You would have loved the attempted Saturday getaway. Maja is keeping Ahyaks for me in my absence, so she came over to see me off. We started for the Wannsee Station in a last minute flurry in a small European sedan. – the German driver and my full Val-pack in the front seat – and in the back seat, Maja, I, my musette bag, a carton of canned food for Ahyaks, my RCA radio and transformer (which I’m letting Maja have) and Ahyaks excitedly running over the top of baggage and us, alternately staring out of the window into the rainy night, landing uncertainly in our laps, on our shoulders and in our faces, or leaning over the shoulder of the fearful chauffeur with their faces together and Ahyaks breathing down his collar. On missing the train we returned to the billet, dropped the dog and the baggage, and returned to Truman Hall for dinner, followed by a couple of dances at Harnack House. I shipped the gal, the dawg, the food and the radio home at a discreet hour and tumbled into bed early for a none too long sleep before my 5:45 rising to get to the Airport.
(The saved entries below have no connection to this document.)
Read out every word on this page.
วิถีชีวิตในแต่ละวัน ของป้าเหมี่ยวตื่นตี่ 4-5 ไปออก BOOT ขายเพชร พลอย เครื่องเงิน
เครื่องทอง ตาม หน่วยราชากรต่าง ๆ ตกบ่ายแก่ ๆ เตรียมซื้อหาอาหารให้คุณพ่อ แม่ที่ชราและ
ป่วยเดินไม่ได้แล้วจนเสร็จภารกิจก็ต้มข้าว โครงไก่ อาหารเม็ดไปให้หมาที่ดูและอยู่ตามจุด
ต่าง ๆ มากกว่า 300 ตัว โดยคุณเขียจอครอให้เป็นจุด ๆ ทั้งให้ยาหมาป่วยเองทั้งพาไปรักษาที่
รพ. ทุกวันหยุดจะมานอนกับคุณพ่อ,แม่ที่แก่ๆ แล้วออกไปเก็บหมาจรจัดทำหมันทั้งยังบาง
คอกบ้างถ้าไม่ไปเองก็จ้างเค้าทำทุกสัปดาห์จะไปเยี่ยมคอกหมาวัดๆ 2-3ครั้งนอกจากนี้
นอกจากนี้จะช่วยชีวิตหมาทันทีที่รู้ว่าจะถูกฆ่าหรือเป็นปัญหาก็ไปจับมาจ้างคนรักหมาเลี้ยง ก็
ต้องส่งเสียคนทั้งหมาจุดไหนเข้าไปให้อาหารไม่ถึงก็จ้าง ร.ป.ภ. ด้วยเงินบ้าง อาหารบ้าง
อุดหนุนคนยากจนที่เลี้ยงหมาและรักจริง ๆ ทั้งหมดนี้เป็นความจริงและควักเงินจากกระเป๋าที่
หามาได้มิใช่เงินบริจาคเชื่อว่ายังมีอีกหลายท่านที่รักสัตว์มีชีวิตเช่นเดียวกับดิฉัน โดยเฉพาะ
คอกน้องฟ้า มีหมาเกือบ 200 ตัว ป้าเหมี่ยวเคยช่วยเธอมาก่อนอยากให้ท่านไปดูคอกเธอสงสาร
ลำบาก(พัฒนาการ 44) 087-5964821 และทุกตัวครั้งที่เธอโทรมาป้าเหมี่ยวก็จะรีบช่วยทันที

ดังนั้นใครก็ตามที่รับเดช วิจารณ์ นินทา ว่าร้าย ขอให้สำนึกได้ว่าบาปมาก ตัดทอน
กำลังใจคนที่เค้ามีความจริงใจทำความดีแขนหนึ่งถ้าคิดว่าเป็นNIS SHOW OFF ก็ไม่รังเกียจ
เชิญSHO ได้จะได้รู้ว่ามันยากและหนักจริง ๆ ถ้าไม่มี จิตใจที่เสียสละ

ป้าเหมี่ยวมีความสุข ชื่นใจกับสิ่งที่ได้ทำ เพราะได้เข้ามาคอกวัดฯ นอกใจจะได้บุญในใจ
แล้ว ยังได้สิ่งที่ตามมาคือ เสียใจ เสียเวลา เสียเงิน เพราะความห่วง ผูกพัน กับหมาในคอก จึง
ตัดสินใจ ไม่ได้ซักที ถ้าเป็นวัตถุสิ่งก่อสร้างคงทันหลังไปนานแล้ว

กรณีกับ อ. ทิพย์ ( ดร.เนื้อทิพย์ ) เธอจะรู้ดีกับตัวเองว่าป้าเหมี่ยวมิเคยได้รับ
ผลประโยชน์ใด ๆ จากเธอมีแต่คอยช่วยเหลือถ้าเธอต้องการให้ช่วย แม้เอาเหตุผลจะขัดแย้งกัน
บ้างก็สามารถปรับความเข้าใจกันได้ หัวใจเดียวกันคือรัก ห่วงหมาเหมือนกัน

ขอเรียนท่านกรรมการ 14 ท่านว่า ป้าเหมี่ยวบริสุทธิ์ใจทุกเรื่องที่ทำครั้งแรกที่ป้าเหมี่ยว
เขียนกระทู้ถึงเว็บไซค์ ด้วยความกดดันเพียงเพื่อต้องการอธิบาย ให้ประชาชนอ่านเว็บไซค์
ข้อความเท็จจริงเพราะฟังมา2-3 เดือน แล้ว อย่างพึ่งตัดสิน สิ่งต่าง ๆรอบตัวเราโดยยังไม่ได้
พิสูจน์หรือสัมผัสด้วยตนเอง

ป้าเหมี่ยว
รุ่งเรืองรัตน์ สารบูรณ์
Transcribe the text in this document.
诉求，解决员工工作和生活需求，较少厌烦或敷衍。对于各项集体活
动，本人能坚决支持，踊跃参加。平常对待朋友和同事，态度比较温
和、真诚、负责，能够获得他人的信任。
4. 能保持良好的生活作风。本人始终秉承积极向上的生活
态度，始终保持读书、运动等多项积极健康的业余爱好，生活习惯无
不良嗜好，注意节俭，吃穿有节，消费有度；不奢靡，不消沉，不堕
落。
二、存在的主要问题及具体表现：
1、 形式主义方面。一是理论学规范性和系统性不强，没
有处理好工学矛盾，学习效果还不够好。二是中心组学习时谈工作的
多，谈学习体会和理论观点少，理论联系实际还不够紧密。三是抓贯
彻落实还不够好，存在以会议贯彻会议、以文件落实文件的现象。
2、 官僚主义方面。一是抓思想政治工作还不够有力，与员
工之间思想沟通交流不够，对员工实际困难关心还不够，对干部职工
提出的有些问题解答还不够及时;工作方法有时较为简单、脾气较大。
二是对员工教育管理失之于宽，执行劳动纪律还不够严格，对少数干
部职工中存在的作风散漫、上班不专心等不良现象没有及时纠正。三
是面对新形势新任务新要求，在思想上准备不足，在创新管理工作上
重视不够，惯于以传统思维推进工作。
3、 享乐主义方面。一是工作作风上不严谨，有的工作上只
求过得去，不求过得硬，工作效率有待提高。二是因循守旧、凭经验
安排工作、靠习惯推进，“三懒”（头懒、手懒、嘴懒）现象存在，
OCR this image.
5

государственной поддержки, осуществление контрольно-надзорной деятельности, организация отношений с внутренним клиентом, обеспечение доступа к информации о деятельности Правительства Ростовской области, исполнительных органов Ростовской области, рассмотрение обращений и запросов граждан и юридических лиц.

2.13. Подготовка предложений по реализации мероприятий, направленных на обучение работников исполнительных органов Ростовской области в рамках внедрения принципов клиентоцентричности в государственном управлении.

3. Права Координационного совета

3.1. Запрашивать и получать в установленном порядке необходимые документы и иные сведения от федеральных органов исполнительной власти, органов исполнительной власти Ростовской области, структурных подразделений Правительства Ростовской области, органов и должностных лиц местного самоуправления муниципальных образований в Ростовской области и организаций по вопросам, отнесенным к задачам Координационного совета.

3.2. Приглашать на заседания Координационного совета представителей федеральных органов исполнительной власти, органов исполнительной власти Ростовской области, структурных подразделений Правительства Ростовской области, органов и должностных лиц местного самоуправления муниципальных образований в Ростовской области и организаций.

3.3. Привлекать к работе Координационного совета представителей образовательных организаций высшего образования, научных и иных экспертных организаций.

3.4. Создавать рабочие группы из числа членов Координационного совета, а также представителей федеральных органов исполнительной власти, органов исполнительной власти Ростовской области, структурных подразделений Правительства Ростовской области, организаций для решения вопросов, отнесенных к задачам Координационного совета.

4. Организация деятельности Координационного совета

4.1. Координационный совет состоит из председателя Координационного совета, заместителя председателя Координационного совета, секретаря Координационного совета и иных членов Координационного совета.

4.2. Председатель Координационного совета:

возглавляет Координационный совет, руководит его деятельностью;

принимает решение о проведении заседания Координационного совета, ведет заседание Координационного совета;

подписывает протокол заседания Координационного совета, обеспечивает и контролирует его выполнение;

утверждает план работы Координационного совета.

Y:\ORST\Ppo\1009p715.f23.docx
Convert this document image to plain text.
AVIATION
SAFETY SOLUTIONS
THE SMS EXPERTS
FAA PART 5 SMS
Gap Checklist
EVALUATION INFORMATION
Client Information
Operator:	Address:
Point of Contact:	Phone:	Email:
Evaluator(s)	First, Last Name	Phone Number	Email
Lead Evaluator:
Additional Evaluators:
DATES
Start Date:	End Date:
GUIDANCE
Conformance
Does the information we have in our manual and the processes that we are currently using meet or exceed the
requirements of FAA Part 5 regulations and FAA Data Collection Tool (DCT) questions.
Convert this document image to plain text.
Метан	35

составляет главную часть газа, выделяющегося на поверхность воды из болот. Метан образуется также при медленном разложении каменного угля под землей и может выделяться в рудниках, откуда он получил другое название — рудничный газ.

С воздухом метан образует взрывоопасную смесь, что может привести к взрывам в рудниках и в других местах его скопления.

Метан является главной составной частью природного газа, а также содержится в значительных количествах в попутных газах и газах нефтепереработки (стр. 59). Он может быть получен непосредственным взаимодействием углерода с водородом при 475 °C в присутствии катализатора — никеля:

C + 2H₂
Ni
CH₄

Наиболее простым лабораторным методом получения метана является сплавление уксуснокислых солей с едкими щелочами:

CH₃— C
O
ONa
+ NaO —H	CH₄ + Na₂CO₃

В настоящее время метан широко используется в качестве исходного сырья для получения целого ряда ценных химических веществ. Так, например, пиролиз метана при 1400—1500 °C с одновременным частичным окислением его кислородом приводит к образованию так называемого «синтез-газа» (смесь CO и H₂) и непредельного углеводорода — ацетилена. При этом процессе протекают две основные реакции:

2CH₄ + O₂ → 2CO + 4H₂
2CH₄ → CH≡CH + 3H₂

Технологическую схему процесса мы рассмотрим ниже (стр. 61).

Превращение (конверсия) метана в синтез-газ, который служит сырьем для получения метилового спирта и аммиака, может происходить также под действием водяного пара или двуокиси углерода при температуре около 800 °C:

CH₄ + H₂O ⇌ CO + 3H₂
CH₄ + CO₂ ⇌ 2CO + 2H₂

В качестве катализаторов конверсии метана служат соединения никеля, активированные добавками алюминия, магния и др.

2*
While I was waiting there Maja & Ahyaks bussed and walked over to keep me company. Then the three of us returned to Bachstelzenweg to throw together some lunch. They left the middle of the afternoon, for Maja went on duty at 5:30 – and this time I bussed to the train – taxis are too uncertain. Both Maja and Lulu Dups, her billet mate are thrilled over having Ahyaks. I hope he is good and doesn’t run away.

No word from you, sweet, before I left, in fact the last letter I have had from you was your birthday offering, written 1 Oct. I believe it is the longest period without hearing from you since your first summer at Scout Camp. I hope, at least, that it means all’s going well and you are just busy, but the silence does make you seem pretty far away. You doubtless have my circular letter, mailed just before I left Berlin, in which I mentioned that, unless something unexpected turns up during my two weeks’ absence, I am planning to come home at the end of my contract. I’m torn by all kinds of emotions by it. But it is probably the only thing to do. I am going to send Ahyaks Stateside, for the thought of leaving him here is intolerable. He must spend a couple of weeks at Bremerhaven for observation and rabies and distemper shots, then will be shipped on the first possible transport equipped to carry pets. They run twice a month, so the date of his arrival in the US is most uncertain. Would it be agreeable if I sent him to you to keep until I can get settled wherever I’ll be working? He’d be a wonderful pal for Jeff and I’m quite sure you’ll all be daft about him – as is every one over here. His food bill would be a not inconsiderable item and I would insist on paying the full cost of his keep. Please send me your answer without delay as I can make my plans here – or arrange for other dispensation for him in the States.

Quarter of ten, and, as I haven’t had my quota of sleep since about four nights before leaving Berlin, I’m actually cat-napping over this letter. We leave here at noon to-morrow with a busy morning planned so I think I’ll crawl under my very continental feather bed and try to catch up.